Affiliation:
1. School of Biological Sciences The University of Western Australia Crawley Western Australia Australia
2. WWF‐Aus Brisbane Queensland Australia
3. Centre for Biodiversity and Conservation Science The University of Queensland St Lucia Queensland Australia
4. Fenner School of Environment and Society Australian National University Canberra Australian Capital Territory Australia
Abstract
AbstractGlobally, species are increasingly at risk from compounding threatening processes, an increasingly prominent driver of which is environmental disturbances. To facilitate effective conservation efforts following such events, methods that evaluate potential impacts across multiple species and provide landscape‐scale information are needed to guide targeted responses.

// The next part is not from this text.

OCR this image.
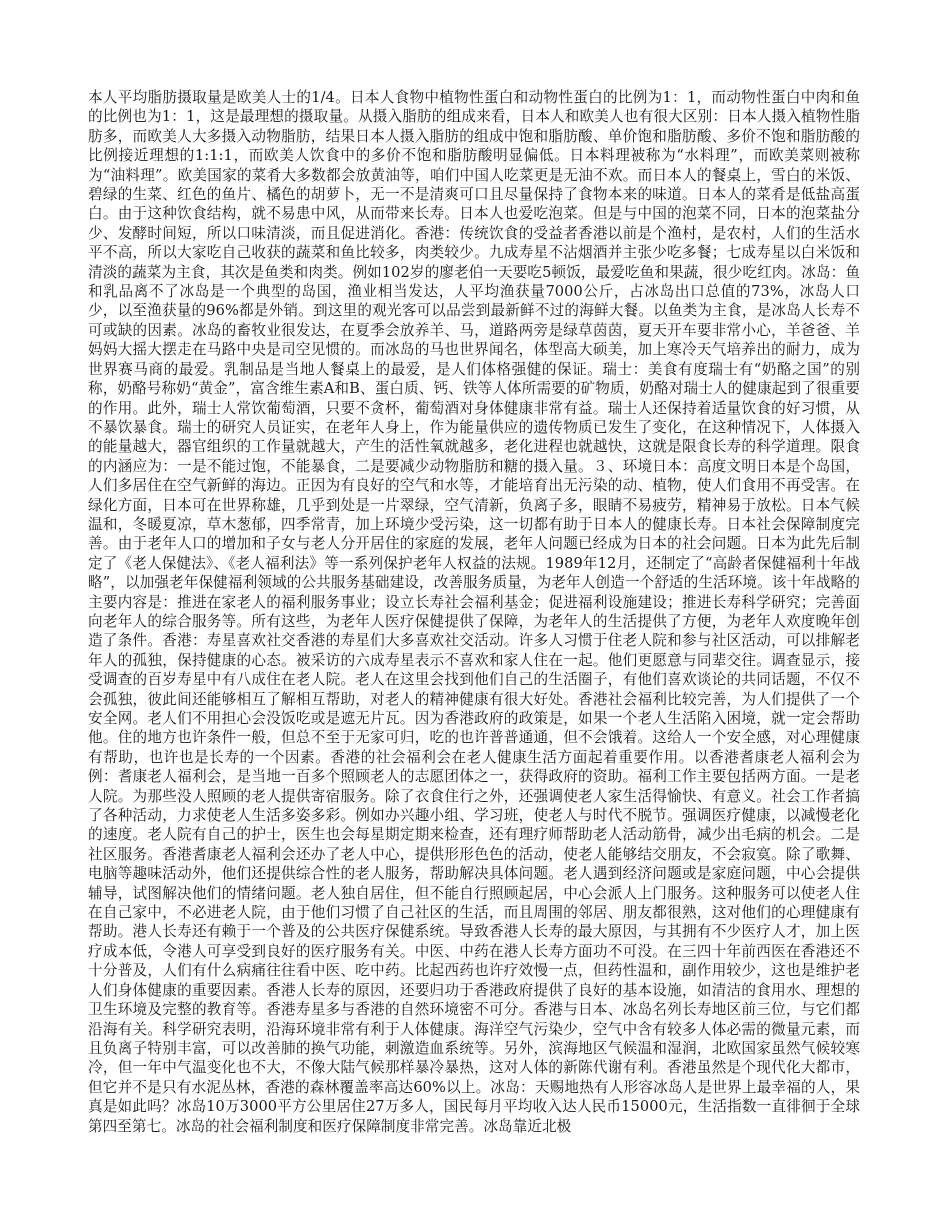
本人平均脂肪摄取量是欧美人士的1/4。日本人食物中植物性蛋白和动物性蛋白的比例为1：1，而动物性蛋白中肉和鱼的比例也为1：1，这是最理想的摄取量。从摄入脂肪的组成来看，日本人和欧美人也有很大区别：日本人摄入植物性脂肪多，而欧美人大多摄入动物脂肪，结果日本人摄入脂肪的组成中饱和脂肪酸、单价饱和脂肪酸、多价不饱和脂肪酸的比例接近理想的1:1:1，而欧美人饮食中的多价不饱和脂肪酸明显偏低。日本料理被称为“水料理”，而欧美菜则被称为“油料理”。欧美国家的菜肴大多数都会放黄油等，咱们中国人吃菜更是无油不欢。而日本人的餐桌上，雪白的米饭、碧绿的生菜、红色的鱼片、橘色的胡萝卜，无一不是清爽可口且尽量保持了食物本来的味道。日本人的菜肴是低盐高蛋白。由于这种饮食结构，就不易患中风，从而带来长寿。日本人也爱吃泡菜。但是与中国的泡菜不同，日本的泡菜盐分少、发酵时间短，所以口味清淡，而且促进消化。香港：传统饮食的受益者香港以前是个渔村，是农村，人们的生活水平不高，所以大家吃自己收获的蔬菜和鱼比较多，肉类较少。九成寿星不沾烟酒并主张少吃多餐；七成寿星以白米饭和清淡的蔬菜为主食，其次是鱼类和肉类。例如102岁的廖老伯一天要吃5顿饭，最爱吃鱼和果蔬，很少吃红肉。冰岛：鱼和乳品离不了冰岛是一个典型的岛国，渔业相当发达，人平均渔获量7000公斤，占冰岛出口总值的73%，冰岛人口少，以至渔获量的96%都是外销。到这里的观光客可以品尝到最新鲜不过的海鲜大餐。以鱼类为主食，是冰岛人长寿不可或缺的因素。冰岛的畜牧业很发达，在夏季会放养羊、马，道路两旁是绿草茵茵，夏天开车要非常小心，羊爸爸、羊妈妈大摇大摆走在马路中央是司空见惯的。而冰岛的马也世界闻名，体型高大硕美，加上寒冷天气培养出的耐力，成为世界赛马商的最爱。乳制品是当地人餐桌上的最爱，是人们体格强健的保证。瑞士：美食有度瑞士有“奶酪之国”的别称，奶酪号称奶“黄金”，富含维生素A和B、蛋白质、钙、铁等人体所需要的矿物质，奶酪对瑞士人的健康起到了很重要的作用。此外，瑞士人常饮葡萄酒，只要不贪杯，葡萄酒对身体健康非常有益。瑞士人还保持着适量饮食的好习惯，从不暴饮暴食。瑞士的研究人员证实，在老年人身上，作为能量供应的遗传物质已发生了变化，在这种情况下，人体摄入的能量越大，器官组织的工作量就越大，产生的活性氧就越多，老化进程也就越快，这就是限食长寿的科学道理。限食的内涵应为：一是不能过饱，不能暴食，二是要减少动物脂肪和糖的摄入量。３、环境日本：高度文明日本是个岛国，人们多居住在空气新鲜的海边。正因为有良好的空气和水等，才能培育出无污染的动、植物，使人们食用不再受害。在绿化方面，日本可在世界称雄，几乎到处是一片翠绿，空气清新，负离子多，眼睛不易疲劳，精神易于放松。日本气候温和，冬暖夏凉，草木葱郁，四季常青，加上环境少受污染，这一切都有助于日本人的健康长寿。日本社会保障制度完善。由于老年人口的增加和子女与老人分开居住的家庭的发展，老年人问题已经成为日本的社会问题。日本为此先后制定了《老人保健法》、《老人福利法》等一系列保护老年人权益的法规。1989年12月，还制定了“高龄者保健福利十年战略”，以加强老年保健福利领域的公共服务基础建设，改善服务质量，为老年人创造一个舒适的生活环境。该十年战略的主要内容是：推进在家老人的福利服务事业；设立长寿社会福利基金；促进福利设施建设；推进长寿科学研究；完善面向老年人的综合服务等。所有这些，为老年人医疗保健提供了保障，为老年人的生活提供了方便，为老年人欢度晚年创造了条件。香港：寿星喜欢社交香港的寿星们大多喜欢社交活动。许多人习惯于住老人院和参与社区活动，可以排解老年人的孤独，保持健康的心态。被采访的六成寿星表示不喜欢和家人住在一起。他们更愿意与同辈交往。调查显示，接受调查的百岁寿星中有八成住在老人院。老人在这里会找到他们自己的生活圈子，有他们喜欢谈论的共同话题，不仅不会孤独，彼此间还能够相互了解相互帮助，对老人的精神健康有很大好处。香港社会福利比较完善，为人们提供了一个安全网。老人们不用担心会没饭吃或是遮无片瓦。因为香港政府的政策是，如果一个老人生活陷入困境，就一定会帮助他。住的地方也许条件一般，但总不至于无家可归，吃的也许普普通通，但不会饿着。这给人一个安全感，对心理健康有帮助，也许也是长寿的一个因素。香港的社会福利会在老人健康生活方面起着重要作用。以香港耆康老人福利会为例：耆康老人福利会，是当地一百多个照顾老人的志愿团体之一，获得政府的资助。福利工作主要包括两方面。一是老人院。为那些没人照顾的老人提供寄宿服务。除了衣食住行之外，还强调使老人家生活得愉快、有意义。社会工作者搞了各种活动，力求使老人生活多姿多彩。例如办兴趣小组、学习班，使老人与时代不脱节。强调医疗健康，以减慢老化的速度。老人院有自己的护士，医生也会每星期定期来检查，还有理疗师帮助老人活动筋骨，减少出毛病的机会。二是社区服务。香港耆康老人福利会还办了老人中心，提供形形色色的活动，使老人能够结交朋友，不会寂寞。除了歌舞、电脑等趣味活动外，他们还提供综合性的老人服务，帮助解决具体问题。老人遇到经济问题或是家庭问题，中心会提供辅导，试图解决他们的情绪问题。老人独自居住，但不能自行照顾起居，中心会派人上门服务。这种服务可以使老人住在自己家中，不必进老人院，由于他们习惯了自己社区的生活，而且周围的邻居、朋友都很熟，这对他们的心理健康有帮助。港人长寿还有赖于一个普及的公共医疗保健系统。导致香港人长寿的最大原因，与其拥有不少医疗人才，加上医疗成本低，令港人可享受到良好的医疗服务有关。中医、中药在港人长寿方面功不可没。在三四十年前西医在香港还不十分普及，人们有什么病痛往往看中医、吃中药。比起西药也许疗效慢一点，但药性温和，副作用较少，这也是维护老人们身体健康的重要因素。香港人长寿的原因，还要归功于香港政府提供了良好的基本设施，如清洁的食用水、理想的卫生环境及完整的教育等。香港寿星多与香港的自然环境密不可分。香港与日本、冰岛名列长寿地区前三位，与它们都沿海有关。科学研究表明，沿海环境非常有利于人体健康。海洋空气污染少，空气中含有较多人体必需的微量元素，而且负离子特别丰富，可以改善肺的换气功能，刺激造血系统等。另外，滨海地区气候温和湿润，北欧国家虽然气候较寒冷，但一年中气温变化也不大，不像大陆气候那样暴冷暴热，这对人体的新陈代谢有利。香港虽然是个现代化大都市，但它并不是只有水泥丛林，香港的森林覆盖率高达60%以上。冰岛：天赐地热有人形容冰岛人是世界上最幸福的人，果真是如此吗？冰岛10万3000平方公里居住27万多人，国民每月平均收入达人民币15000元，生活指数一直徘徊于全球第四至第七。冰岛的社会福利制度和医疗保障制度非常完善。冰岛靠近北极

Often, the geographic overlap between a disturbance and species’ distribution is calculated and then used as a proxy for potential impact. However, such methods do not account for the important influence of environmental heterogeneity throughout species’ ranges. To address this shortcoming, we quantified the effects of environmental disturbances on species’ environmental niche space. Using the Australian 2019 and 2020 Black Summer fires as a case study, we applied a niche‐centric approach to examine the potential impacts of these fires on 387 vertebrate species. We examined the utility of established and novel niche metrics to assess the potential impacts of large‐scale disturbance events on species by comparing the potential effects of the fires as determined by our various niche measures to those derived from geographic‐based measures of impact. We examined the quality of environmental space affected by the disturbance by quantifying the position in niche space where the disturbance occurred (center or margin), the uniqueness of the environmental space that was burned, and the degree to which the remaining, unburned portion of the niche differed from a species’ original prefire niche. There was limited congruence between the proportion of geographic and niche space affected, which showed that geographic‐based approaches in isolation may have underestimated the impact of the fires for 56% of modeled species. For each species, when combined, these metrics provided a greater indication of postdisturbance recovery potential than geographic‐based measures alone. Accordingly, the integration of niche‐based analyses into conservation assessments following large‐scale disturbance events will lead to a more nuanced understanding of potential impacts and guide more informed and effective conservation actions.